The smaller the release, the better. You don't want to do a big bang release and have to figure out which of the 20 things you just released is having a problem.

Otherwise, your case sounds like it could use feature flags. Develop your feature and release it through all environments, but keep it turned off in production until you are ready to use it.

[–] Chef@sh.itjust.works 13 points 7 months ago

This guy agiles.

Small releases make fault isolation so much easier. And no need to deploy to prod until you’re ready to announce. Keep it in dev/staging until all are “ready for primetime.”
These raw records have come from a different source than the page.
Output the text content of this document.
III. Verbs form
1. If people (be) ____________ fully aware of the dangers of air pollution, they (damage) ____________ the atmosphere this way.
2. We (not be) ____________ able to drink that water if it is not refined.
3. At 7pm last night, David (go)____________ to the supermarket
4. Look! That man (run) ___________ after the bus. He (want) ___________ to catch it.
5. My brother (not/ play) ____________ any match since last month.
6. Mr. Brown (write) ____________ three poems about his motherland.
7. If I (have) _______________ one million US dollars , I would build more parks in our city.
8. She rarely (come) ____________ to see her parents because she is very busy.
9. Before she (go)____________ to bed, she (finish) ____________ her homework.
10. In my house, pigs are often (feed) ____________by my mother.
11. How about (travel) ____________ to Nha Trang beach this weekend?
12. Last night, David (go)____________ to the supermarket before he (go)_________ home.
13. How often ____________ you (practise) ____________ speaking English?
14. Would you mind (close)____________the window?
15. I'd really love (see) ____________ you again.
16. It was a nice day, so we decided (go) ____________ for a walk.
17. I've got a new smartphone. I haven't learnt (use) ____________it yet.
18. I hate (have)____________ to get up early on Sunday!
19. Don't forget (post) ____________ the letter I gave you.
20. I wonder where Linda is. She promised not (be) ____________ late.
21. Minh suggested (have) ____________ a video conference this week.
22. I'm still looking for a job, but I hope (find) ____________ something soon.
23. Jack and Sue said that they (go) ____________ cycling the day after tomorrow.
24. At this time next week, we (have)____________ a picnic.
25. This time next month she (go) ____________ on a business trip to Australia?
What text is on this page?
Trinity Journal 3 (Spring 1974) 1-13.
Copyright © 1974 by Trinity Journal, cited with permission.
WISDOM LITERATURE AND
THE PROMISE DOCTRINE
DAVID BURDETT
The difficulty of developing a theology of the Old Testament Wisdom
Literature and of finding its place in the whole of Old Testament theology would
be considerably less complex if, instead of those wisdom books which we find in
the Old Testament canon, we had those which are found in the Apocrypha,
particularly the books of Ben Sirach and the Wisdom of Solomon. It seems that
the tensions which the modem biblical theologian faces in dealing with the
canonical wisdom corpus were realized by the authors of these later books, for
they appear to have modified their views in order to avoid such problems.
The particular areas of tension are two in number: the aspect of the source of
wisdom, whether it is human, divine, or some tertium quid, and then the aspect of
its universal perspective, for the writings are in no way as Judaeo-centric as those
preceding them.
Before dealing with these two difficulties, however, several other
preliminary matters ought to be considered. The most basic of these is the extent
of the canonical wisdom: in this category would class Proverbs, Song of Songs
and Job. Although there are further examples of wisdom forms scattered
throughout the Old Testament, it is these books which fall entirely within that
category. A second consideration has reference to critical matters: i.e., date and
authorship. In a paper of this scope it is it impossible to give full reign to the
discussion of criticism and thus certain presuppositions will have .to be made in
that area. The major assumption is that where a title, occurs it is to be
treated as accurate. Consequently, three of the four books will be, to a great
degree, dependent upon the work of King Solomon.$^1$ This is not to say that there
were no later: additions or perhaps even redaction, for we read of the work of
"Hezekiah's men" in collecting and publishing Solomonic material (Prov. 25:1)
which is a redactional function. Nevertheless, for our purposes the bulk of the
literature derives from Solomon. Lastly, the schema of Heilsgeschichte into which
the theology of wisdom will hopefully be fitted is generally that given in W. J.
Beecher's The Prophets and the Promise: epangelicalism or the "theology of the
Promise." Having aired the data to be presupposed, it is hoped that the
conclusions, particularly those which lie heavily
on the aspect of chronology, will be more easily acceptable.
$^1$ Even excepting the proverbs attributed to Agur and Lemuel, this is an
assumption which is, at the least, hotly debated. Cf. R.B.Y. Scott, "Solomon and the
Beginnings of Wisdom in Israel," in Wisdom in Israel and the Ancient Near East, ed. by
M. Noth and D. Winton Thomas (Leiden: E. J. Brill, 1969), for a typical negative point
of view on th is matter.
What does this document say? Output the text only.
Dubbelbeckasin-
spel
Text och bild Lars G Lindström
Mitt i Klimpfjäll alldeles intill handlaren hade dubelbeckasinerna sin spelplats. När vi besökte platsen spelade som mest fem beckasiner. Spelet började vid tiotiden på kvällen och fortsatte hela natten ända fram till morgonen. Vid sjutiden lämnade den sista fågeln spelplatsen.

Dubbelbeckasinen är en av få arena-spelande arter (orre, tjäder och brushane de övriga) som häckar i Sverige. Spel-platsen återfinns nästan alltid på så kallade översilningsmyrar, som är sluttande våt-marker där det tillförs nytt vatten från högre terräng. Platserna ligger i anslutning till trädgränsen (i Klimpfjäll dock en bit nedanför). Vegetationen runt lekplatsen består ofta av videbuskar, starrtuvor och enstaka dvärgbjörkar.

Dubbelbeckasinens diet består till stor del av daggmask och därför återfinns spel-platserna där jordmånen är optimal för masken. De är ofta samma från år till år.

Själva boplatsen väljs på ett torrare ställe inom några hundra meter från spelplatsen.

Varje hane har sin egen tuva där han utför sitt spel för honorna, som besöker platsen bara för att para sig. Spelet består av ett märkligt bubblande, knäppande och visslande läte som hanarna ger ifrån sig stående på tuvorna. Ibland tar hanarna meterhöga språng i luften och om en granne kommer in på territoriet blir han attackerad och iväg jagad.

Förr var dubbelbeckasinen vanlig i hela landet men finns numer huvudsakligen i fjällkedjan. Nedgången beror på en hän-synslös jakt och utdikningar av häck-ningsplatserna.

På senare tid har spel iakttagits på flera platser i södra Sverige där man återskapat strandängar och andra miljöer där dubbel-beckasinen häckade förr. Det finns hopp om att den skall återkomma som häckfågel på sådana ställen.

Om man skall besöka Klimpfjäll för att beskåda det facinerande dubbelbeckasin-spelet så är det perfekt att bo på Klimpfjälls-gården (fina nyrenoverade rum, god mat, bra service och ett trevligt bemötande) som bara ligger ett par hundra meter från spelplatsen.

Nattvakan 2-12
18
[–] dill333@lemmy.dbzer0.com 10 points 7 months ago

Also, if you're trying to deal with branches, I really prefer trunk based development. Everything deployable to your environments comes from trunk/master/main (whatever you call it). It should help prevent people overriding your changes, as long as you are using git and merge/pull requests. Have a good pipeline to ensure builds and tests are successful before merges, and use feature flags where needed.

[–] Lichtblitz@discuss.tchncs.de 6 points 7 months ago

If you use feature flags, don't forget to remove them after some grace period. Almost everything bad about feature flags that you can read online is related to long-lived feature flags and all the dead code and complexity involved. Adding a feature flags without a commitment and plan to remove them (the flag, not the feature), is asking for trouble down the line.

[–] BrianTheeBiscuiteer@lemmy.world 4 points 7 months ago

And if you still have concerns about causing issues you should use canary deployments (only a small % of customers are exposed to the change). It can be a lot of work to setup but if failure means support calls skyrocket or stock price drops then it's worth it

[–] Valmond@lemmy.mindoki.com 1 points 7 months ago

Depends on your software stack.

If your delivery needs a one week installation/upgrade (in say every hospital using your softs, and they all are using different subsets) then you should not release as small as possible releases but match your capacities of men on the ground, people channeling problems, quick bug fixing, etc etc.